Documentation

## Procrustes Analysis

### Compare Landmark Data

The `procrustes` function analyzes the distribution of a set of shapes using Procrustes analysis. This analysis method matches landmark data (geometric locations representing significant features in a given shape) to calculate the best shape-preserving Euclidean transformations. These transformations minimize the differences in location between compared landmark data.

Procrustes analysis is also useful in conjunction with multidimensional scaling. In Construct a Map Using Multidimensional Scaling there is an observation that the orientation of the reconstructed points is arbitrary. Two different applications of multidimensional scaling could produce reconstructed points that are very similar in principle, but that look different because they have different orientations.
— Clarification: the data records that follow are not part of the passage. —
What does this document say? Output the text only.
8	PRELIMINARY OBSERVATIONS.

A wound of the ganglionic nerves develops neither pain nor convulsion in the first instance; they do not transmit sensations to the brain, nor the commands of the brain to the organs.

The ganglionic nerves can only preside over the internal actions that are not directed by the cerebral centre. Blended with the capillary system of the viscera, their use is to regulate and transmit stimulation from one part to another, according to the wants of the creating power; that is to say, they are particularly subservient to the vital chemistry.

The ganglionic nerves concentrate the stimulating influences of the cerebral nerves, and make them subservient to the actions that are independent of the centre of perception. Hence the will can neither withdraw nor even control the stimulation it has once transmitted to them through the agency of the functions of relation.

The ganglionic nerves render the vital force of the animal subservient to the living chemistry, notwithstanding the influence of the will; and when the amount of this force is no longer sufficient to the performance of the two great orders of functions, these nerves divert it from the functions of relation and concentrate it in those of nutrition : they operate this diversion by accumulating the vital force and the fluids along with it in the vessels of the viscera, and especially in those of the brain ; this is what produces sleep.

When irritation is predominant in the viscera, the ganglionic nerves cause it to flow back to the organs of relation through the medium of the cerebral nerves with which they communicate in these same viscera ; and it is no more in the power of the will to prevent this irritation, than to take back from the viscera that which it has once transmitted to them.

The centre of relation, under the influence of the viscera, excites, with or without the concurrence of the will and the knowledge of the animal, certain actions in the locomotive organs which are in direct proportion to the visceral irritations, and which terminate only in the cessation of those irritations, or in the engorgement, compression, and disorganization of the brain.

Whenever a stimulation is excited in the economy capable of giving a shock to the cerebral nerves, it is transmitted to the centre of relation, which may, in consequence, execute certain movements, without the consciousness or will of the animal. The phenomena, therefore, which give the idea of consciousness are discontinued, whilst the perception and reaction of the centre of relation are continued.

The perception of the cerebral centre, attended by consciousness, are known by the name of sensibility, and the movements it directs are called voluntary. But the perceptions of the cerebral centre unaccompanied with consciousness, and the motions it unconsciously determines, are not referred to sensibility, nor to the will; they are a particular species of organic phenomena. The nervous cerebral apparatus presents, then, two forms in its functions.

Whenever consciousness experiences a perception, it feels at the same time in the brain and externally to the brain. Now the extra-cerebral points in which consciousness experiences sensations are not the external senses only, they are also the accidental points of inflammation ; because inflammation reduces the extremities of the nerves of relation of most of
The `procrustes` function transforms one set of points to make them more comparable to the other.

### Data Input

The `procrustes` function takes two matrices as input:

• The target shape matrix X has dimension `n` × `p`, where `n` is the number of landmarks in the shape and `p` is the number of measurements per landmark.

• The comparison shape matrix Y has dimension `n` × `q` with `q``p`. If there are fewer measurements per landmark for the comparison shape than the target shape (`q` < `p`), the function adds columns of zeros to Y, yielding an `n` × `p` matrix.

The equation to obtain the transformed shape, Z, is

 $Z=bYT+c$ (1)

where:

• b is a scaling factor that stretches (b > 1) or shrinks (b < 1) the points.

• T is the orthogonal rotation and reflection matrix.

• c is a matrix with constant values in each column, used to shift the points.

The `procrustes` function chooses b, T, and c to minimize the distance between the target shape X and the transformed shape Z as measured by the least squares criterion:

`$\sum _{i=1}^{n}\sum _{j=1}^{p}{\left({X}_{ij}-{Z}_{ij}\right)}^{2}$`

### Preprocess Data for Accurate Results

Procrustes analysis is appropriate when all `p` measurement dimensions have similar scales. The analysis would be inaccurate, for example, if the columns of Z had different scales:

• The first column is measured in milliliters ranging from 2,000 to 6,000.

• The second column is measured in degrees Celsius ranging from 10 to 25.

• The third column is measured in kilograms ranging from 50 to 230.

In such cases, standardize your variables by:

1. Subtracting the sample mean from each variable.

2. Dividing each resultant variable by its sample standard deviation.

Use the `zscore` function to perform this standardization.